Now we have science that can explain what’s going on in our brains with regard to sleep and the lack thereof.

It’s clear that quality sleep promotes optimal brain function. It plays a major role in organizing your thoughts and memories so that you remember what’s important (especially in terms of survival). Good sleep also tunes-up your learning and problem-solving abilities.

As if we don’t have enough things trying to make us sick, poor sleep habits and insomnia can lead to developing numerous chronic diseases, according to a Harvard study.

Dr. Charles Czeisler, a professor at Harvard University, suggests the sleep schedule below:

Newborn (0 to 3 months): 14 to 17 hours.

Babies (4 to 11 months): 12 to 15 hours.

Children (1-2 years): 11 to 14 hours.

Preschool (3-5 years): 10 to 13 hours.

School age (6-13 years): 9 to 11 hours.

Teens (14 to 17) : 8 to 10 hours.

Youth (18-25 years): 7 to 9 hours.

Adults (26-64 years): 7 to 9 hours.

Seniors (over 65 years): 7 to 8 hours.

To be clear, we are all individuals and there is room for deviation from this sleep map. For instance, I know of people who truly feel rested from 6 hours sleep. That is just how their body/genetics render sleep for them.

What is causing our chronic sleep dysfunction?

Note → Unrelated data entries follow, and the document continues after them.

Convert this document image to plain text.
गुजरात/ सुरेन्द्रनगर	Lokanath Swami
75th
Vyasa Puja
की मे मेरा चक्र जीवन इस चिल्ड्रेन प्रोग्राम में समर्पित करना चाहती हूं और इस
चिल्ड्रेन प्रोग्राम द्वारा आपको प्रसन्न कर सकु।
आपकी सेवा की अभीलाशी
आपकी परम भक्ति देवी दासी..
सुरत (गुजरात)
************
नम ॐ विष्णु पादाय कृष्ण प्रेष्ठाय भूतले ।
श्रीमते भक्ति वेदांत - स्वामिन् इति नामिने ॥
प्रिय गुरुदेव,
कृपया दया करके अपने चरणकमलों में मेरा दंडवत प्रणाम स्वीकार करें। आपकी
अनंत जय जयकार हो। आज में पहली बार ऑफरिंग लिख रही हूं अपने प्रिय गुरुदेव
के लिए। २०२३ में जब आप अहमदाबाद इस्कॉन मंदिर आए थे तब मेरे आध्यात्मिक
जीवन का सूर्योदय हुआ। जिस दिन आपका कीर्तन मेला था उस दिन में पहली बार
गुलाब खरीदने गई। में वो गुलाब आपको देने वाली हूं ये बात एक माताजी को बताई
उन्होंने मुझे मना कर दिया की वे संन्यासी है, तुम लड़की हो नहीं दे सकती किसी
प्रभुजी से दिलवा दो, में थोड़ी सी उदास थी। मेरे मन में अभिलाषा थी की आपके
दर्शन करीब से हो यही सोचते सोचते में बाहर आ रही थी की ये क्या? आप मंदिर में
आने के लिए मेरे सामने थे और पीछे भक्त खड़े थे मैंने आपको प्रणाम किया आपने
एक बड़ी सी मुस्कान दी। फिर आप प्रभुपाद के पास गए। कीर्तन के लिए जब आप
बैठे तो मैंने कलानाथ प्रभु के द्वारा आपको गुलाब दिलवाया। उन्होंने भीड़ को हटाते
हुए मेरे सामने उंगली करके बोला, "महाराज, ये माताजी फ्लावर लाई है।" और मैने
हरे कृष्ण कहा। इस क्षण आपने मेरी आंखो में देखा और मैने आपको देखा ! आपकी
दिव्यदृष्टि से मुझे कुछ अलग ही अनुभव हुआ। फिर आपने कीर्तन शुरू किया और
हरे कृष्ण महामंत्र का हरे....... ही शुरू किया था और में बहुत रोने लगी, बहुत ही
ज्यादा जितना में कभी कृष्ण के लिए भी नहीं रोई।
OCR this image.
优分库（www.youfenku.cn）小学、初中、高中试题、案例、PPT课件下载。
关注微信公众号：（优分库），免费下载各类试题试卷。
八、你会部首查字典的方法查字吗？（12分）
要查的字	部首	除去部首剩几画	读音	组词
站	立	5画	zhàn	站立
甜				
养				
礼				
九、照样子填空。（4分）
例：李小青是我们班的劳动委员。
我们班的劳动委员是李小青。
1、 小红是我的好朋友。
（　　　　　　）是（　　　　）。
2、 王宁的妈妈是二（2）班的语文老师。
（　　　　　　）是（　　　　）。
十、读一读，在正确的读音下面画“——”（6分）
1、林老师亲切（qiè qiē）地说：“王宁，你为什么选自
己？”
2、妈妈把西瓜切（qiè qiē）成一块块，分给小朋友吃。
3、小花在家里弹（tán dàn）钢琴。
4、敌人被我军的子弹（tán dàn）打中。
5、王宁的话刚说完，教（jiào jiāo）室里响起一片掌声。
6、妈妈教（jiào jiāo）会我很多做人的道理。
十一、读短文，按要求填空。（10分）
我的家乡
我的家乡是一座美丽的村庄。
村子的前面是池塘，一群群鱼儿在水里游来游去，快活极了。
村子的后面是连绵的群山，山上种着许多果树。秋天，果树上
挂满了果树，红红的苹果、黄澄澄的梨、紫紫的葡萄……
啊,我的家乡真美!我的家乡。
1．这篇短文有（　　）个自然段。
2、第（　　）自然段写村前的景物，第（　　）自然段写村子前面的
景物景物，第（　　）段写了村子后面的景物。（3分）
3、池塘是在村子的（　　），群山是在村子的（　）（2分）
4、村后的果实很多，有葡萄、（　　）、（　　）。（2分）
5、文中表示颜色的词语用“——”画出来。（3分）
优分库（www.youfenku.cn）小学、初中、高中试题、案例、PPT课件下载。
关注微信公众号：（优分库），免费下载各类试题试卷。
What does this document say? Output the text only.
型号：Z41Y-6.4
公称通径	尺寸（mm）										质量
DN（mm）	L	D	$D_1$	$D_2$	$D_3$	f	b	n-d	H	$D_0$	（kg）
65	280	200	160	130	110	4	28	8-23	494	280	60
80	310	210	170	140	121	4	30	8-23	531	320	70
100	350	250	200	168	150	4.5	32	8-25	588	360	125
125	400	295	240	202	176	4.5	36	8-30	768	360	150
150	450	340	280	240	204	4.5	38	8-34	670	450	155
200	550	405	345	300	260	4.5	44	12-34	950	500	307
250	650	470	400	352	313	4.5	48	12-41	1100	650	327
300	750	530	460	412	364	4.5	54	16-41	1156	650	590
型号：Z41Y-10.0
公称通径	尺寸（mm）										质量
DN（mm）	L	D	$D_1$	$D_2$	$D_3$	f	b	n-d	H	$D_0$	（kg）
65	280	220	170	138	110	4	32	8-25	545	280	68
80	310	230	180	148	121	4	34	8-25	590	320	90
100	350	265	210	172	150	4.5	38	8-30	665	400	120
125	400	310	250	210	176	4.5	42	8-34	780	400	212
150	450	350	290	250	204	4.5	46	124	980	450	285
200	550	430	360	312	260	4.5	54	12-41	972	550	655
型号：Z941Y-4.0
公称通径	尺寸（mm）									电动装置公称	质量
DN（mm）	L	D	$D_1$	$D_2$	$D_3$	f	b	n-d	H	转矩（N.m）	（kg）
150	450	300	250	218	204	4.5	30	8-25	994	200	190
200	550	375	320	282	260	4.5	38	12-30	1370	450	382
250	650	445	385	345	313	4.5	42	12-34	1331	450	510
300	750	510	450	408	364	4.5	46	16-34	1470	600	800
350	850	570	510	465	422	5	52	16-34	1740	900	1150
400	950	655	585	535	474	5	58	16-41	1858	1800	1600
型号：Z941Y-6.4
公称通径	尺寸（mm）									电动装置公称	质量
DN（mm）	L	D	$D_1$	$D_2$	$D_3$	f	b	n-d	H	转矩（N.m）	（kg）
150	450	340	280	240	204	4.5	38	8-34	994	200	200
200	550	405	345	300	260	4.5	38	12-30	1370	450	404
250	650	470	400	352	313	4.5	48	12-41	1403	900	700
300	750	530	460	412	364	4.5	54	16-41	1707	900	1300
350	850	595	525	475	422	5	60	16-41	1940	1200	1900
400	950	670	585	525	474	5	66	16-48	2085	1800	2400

When you get stressed out, a shot of cortisol gets released into your system. It’s also known as the stress hormone and it can significantly affect the quality of your sleep. One way to counter-balance this out is to practice yoga or meditation.

If that seems too alien for you, take a daily walk in nature or spend some relaxing time with a good friend or a pet.


At night, your body releases melatonin which helps you sleep (among other things). Your brain gets confused when you’re watching TV or on the computer late at night because it thinks it’s still daylight/daytime due to the bright light being emitted from those screens.

The problem with this modern lifestyle behavior is that your brain doesn’t signal the release of melatonin unless it thinks it’s nighttime (time to sleep). The best way to remedy this problem is to impose a “technology curfew” and make sure you don’t use electronics 1-2 hours before bedtime.

Reading and journaling are two great ways to let your mind wind down at night.